Import Pipeline Optimization — SQL-First Device Message Processing at TrackLab

There is a particular flavour of denial that sets in when you watch PHP parse a JSONB field one row at a time and think, “this is fine.”

For months, that was us. TrackLab manages thousands of solar trackers spread across farms, and every device message triggers a chain of reconciliation: resolving parent relationships, detecting device types, assigning placements. Each Network Control Unit (NCU) sends a payload, and our PHP reconcilers would dutifully loop through every device, extracting fields, resolving parents, doing work that PostgreSQL was already better equipped to handle. We knew it. We just hadn’t stopped long enough to fix it.

This is the story of how we moved that processing to the right layer — and what it taught us about where different kinds of logic actually belong.

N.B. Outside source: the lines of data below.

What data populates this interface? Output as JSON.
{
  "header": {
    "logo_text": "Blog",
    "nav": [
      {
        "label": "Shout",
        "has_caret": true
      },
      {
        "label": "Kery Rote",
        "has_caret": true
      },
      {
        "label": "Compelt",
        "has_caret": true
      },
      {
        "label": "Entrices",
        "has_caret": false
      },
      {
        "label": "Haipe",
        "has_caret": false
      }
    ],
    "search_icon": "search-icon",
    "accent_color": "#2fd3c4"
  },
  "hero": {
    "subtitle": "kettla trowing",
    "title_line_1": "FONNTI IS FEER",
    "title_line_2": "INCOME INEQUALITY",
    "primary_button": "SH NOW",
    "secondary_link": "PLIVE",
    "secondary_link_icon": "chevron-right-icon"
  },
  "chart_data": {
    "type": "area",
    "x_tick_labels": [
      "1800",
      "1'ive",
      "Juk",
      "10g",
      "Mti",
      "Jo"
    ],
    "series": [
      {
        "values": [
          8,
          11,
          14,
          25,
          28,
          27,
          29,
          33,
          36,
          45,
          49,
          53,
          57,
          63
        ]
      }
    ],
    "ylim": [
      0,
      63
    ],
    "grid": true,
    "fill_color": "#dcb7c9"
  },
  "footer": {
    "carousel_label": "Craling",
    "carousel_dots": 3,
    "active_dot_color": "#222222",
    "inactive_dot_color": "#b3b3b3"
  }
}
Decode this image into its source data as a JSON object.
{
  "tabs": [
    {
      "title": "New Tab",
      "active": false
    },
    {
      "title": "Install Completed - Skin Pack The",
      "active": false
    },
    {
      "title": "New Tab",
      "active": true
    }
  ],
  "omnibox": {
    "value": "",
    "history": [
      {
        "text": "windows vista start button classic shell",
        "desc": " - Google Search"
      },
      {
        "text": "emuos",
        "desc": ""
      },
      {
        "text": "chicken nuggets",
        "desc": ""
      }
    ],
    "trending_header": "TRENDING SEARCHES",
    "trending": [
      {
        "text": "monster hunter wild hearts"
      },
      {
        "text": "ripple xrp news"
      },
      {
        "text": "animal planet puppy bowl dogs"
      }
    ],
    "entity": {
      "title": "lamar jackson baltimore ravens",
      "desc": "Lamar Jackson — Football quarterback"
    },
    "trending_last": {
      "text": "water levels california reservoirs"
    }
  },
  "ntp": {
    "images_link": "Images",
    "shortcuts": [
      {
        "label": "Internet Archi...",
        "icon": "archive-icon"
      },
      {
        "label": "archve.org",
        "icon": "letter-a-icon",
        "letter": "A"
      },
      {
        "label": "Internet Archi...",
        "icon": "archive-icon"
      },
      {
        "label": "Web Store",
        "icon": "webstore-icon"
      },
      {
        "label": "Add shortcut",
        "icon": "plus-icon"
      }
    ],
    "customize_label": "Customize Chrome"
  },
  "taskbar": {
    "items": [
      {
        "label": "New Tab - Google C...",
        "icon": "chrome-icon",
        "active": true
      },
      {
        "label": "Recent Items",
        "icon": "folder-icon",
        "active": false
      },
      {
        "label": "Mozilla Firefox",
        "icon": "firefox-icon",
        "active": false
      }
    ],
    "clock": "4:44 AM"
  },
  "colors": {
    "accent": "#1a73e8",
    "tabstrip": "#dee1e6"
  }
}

The insight: let PostgreSQL do what PostgreSQL does best

JSONB extraction is native to PostgreSQL. Parent resolution is a JOIN, not a loop. Once we sat down and looked at what the reconcilers were actually doing, the pattern was almost embarrassing: we had reimplemented set operations in PHP that the database handles natively and has decades of optimization behind.

The first move was extracting canonical JSONB field expressions into a single shared reference — one source of truth for how device message fields are accessed. Instead of scattered parsing logic across multiple reconcilers, every query that needed a device message field pulled from the same constants. Alongside this, parent resolution logic was consolidated into a dedicated resolver, and a clean data transfer object replaced the ad-hoc arrays that had been flowing through the system like a game of telephone.

Net result of that extraction: 334 lines of scattered parsing replaced with 251 lines of structured, reusable code. Fewer lines is nice. Fewer places to get it wrong is the actual win.

Collapsing the reconcilers

With shared expressions and a dedicated resolver in place, the parent reconciliation processor could be simplified. The original implementation was 244 lines of PHP that processed devices individually. The rewrite collapsed it to roughly 60 lines by leaning on SQL-first queries. Those numbers tell the story on their own.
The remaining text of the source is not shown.